Sulawesi Utara
Menuju Sulut Maju, Sejahtera dan Berkelanjutan

Virus Corona

VIRAL Puisi Terakhir Dokter Li Wenliang, Penemu Wabah Corona Wuhan: Aku Tidak Ingin Menjadi Pahlawan

Seorang misionaris mengunggah informasi terbaru terkait kematian Dokter Li Wenliang.

Penulis: Aldi Ponge | Editor: Aldi Ponge
WEIBO/TWITTER
Dokter Li Wenliang meninggal karena virus corona. Pemberi informasi awal tentang wabah virus corona di China. 

Berikut ini adalah puisi Tiongkok yang menyentuh hati dan menyentuh hati yang ditulis untuk mengenang Li Wenliang,

seorang dokter Kristen dan pelapor yang meninggal karena virus korona sendiri setelah dihukum karena mengeluarkan peringatan pertama tentang wabah koronavirus yang mematikan.
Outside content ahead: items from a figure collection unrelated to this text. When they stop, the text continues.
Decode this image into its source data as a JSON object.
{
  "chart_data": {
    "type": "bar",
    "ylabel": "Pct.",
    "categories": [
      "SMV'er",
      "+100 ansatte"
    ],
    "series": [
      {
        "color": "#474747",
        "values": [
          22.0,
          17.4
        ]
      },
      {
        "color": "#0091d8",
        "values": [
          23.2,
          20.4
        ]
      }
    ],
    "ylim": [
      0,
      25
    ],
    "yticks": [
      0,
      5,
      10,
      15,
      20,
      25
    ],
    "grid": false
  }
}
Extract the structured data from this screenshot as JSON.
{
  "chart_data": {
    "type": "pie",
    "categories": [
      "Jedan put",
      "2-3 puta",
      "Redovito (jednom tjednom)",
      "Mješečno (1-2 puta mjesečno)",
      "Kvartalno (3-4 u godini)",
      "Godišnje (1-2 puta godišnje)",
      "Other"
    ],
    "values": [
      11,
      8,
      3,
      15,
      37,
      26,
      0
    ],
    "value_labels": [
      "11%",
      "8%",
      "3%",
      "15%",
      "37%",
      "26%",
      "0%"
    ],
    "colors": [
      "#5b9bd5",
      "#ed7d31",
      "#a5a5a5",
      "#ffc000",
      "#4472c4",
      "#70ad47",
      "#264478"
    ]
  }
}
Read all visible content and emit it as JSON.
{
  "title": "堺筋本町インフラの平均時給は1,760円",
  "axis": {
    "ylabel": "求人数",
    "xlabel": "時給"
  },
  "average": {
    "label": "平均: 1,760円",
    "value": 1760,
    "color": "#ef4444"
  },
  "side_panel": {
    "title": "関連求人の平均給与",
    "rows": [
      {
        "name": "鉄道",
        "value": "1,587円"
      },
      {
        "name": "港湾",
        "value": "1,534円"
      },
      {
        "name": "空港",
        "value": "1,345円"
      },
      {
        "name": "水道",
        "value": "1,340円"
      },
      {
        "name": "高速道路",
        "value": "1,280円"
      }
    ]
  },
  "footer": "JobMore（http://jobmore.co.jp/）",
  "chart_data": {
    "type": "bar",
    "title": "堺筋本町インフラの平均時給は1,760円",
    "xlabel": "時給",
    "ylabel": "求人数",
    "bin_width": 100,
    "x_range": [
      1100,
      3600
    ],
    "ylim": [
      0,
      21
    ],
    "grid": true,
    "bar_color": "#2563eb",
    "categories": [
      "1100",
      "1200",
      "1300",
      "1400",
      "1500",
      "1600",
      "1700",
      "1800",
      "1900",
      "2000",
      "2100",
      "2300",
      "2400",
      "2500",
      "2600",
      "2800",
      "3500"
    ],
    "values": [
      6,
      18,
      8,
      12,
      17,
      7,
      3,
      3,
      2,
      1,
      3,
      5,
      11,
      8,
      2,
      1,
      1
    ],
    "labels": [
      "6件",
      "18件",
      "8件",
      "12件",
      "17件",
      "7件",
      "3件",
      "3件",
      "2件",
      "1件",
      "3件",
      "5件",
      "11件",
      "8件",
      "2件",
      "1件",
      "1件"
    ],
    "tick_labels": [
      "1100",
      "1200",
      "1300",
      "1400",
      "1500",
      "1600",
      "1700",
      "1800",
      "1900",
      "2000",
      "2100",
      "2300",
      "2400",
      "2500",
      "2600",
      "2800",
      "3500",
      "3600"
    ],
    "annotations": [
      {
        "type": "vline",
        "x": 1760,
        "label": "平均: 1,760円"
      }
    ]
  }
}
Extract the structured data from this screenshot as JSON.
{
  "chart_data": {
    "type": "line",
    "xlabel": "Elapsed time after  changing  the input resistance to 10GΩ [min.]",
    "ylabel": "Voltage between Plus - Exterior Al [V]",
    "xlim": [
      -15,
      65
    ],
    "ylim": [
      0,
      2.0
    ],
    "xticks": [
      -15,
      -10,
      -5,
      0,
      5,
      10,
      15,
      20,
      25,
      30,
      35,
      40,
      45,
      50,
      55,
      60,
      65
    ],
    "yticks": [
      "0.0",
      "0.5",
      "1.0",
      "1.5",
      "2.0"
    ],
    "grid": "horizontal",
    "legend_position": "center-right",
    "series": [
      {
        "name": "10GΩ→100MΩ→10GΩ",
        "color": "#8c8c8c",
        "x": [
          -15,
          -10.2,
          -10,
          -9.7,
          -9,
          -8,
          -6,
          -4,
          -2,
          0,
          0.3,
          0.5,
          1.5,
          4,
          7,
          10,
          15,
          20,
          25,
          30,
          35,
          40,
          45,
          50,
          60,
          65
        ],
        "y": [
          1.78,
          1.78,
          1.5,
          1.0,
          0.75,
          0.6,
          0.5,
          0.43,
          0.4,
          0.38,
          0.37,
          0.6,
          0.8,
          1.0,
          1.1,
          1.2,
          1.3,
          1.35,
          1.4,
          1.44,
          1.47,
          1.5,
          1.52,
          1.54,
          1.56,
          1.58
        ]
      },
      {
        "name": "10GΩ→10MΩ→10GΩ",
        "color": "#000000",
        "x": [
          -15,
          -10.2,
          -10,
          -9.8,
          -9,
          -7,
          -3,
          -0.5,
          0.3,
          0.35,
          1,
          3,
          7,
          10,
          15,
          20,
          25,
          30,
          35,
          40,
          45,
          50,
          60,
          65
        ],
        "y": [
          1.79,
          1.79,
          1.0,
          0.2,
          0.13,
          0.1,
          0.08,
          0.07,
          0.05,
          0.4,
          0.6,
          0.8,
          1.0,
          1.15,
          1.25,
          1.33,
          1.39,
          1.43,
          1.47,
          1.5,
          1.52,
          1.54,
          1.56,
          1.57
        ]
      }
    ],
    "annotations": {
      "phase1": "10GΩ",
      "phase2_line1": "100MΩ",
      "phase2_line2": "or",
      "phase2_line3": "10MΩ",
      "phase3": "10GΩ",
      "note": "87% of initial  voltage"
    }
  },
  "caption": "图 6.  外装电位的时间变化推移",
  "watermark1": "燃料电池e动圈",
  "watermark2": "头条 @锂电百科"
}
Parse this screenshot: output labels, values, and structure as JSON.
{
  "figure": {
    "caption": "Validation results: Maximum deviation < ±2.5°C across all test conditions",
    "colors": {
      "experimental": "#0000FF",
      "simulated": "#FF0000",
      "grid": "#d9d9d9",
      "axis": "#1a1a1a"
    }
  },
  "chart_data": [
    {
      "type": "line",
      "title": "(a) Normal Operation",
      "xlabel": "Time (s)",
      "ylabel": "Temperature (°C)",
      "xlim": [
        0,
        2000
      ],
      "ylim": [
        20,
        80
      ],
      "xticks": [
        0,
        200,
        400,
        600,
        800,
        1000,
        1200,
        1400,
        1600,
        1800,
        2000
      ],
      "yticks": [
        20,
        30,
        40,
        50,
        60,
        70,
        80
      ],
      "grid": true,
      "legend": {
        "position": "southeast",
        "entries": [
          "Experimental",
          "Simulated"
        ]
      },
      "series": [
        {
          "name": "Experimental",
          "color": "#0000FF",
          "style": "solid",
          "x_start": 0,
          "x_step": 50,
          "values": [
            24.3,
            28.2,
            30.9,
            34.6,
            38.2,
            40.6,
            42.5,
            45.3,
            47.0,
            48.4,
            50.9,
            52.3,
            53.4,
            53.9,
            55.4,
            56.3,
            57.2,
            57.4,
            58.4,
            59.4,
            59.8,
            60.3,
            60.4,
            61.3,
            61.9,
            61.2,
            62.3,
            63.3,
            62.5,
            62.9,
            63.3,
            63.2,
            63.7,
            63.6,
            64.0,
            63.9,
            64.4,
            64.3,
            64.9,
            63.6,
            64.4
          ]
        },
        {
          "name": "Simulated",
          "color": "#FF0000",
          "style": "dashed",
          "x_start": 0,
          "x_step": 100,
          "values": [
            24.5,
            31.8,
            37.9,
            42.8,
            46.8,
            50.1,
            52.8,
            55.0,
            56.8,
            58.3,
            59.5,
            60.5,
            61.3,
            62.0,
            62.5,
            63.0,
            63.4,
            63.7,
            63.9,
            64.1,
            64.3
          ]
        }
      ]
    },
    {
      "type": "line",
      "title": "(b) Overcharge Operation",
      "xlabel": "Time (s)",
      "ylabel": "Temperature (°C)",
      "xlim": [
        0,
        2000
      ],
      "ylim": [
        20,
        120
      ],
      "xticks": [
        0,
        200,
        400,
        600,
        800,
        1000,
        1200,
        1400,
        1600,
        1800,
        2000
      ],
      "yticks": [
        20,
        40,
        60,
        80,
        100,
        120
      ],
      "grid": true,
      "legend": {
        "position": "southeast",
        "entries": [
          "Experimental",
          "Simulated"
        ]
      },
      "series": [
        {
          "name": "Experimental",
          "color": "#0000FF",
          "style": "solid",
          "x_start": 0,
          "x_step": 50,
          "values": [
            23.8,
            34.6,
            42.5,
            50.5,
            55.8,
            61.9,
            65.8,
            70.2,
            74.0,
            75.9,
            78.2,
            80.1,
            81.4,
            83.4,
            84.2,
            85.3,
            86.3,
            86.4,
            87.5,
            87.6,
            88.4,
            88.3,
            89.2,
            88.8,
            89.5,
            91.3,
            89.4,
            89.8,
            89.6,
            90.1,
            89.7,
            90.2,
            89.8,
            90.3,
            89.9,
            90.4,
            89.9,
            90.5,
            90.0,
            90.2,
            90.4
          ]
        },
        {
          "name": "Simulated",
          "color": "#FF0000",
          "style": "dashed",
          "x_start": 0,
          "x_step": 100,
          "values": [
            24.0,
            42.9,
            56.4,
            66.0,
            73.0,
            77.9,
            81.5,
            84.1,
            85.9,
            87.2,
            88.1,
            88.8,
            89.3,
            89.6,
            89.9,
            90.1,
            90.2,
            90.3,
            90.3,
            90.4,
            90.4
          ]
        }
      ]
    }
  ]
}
"Aku tidak ingin menjadi pahlawan.

Saya masih memiliki orang tua saya,
Dan anak-anakku,
Dan istri saya yang sedang hamil yang akan melahirkan,
Dan banyak pasien saya di bangsal.

Meskipun integritas saya tidak dapat ditukar dengan kebaikan orang lain,
Meskipun kehilangan dan kebingungan saya,
Saya harus tetap melanjutkan.

Siapa yang membiarkan saya memilih negara ini dan keluarga ini?
Berapa banyak keluhan yang saya miliki?
Ketika pertempuran ini berakhir,
Saya akan melihat ke langit,
Dengan air mata seperti hujan. "

"Aku tidak ingin menjadi pahlawan.
Tapi sebagai dokter,
Saya tidak bisa melihat virus yang tidak dikenal ini
Menyakiti rekan-rekan saya
Dan begitu banyak orang yang tidak bersalah.
Meskipun mereka sekarat,
Mereka selalu menatapku di mata mereka,
Dengan harapan hidup mereka. "

"Siapa yang akan menyadari bahwa aku akan mati?
Jiwaku ada di surga,
Melihat tempat tidur putih,

Di mana terletak tubuh saya sendiri,
Dengan wajah yang sama akrabnya.
Dimana orang tuaku
Dan istriku tersayang,
Wanita yang saya pernah mengalami kesulitan mengejar? "

"Ada cahaya di langit!
Pada akhir terang itu adalah surga yang sering dibicarakan orang.
Tapi saya lebih suka tidak pergi ke sana.
Saya lebih suka kembali ke kampung halaman saya di Wuhan.
Saya punya rumah baru di sana,

Untuk itu saya masih harus melunasi pinjaman setiap bulan.
Bagaimana saya bisa menyerah?
Bagaimana saya bisa menyerah?
Untuk orang tua saya tanpa putra mereka,
Betapa sedihnya itu?
Demi kekasihku tanpa suaminya,
Bagaimana dia bisa menghadapi perubahan-perubahan di masa depannya? "

"Aku sudah pergi.
Saya melihat mereka mengambil tubuh saya,
Masukkan ke dalam tas,
Dengan yang terletak banyak rekan senegaranya
Pergi seperti saya,
Didorong ke dalam api di perapian
Saat fajar. "

"Selamat tinggal, yang tersayang.
Perpisahan, Wuhan, kampung halaman saya.
Semoga setelah bencana,
Anda akan mengingat seseorang sekali

Mencoba memberi tahu Anda kebenaran sesegera mungkin.

Semoga setelah bencana,
Anda akan belajar apa artinya menjadi orang benar.
Tidak ada lagi orang baik
Harus menderita rasa takut yang tak ada habisnya,
Dan kesedihan yang tak berdaya. "

Sumber: Tribun Manado
Halaman 3 dari 4
Rekomendasi untuk Anda
Ikuti kami di

Berita Terkini

© 2025 TRIBUNnews.com Network,a subsidiary of KG Media.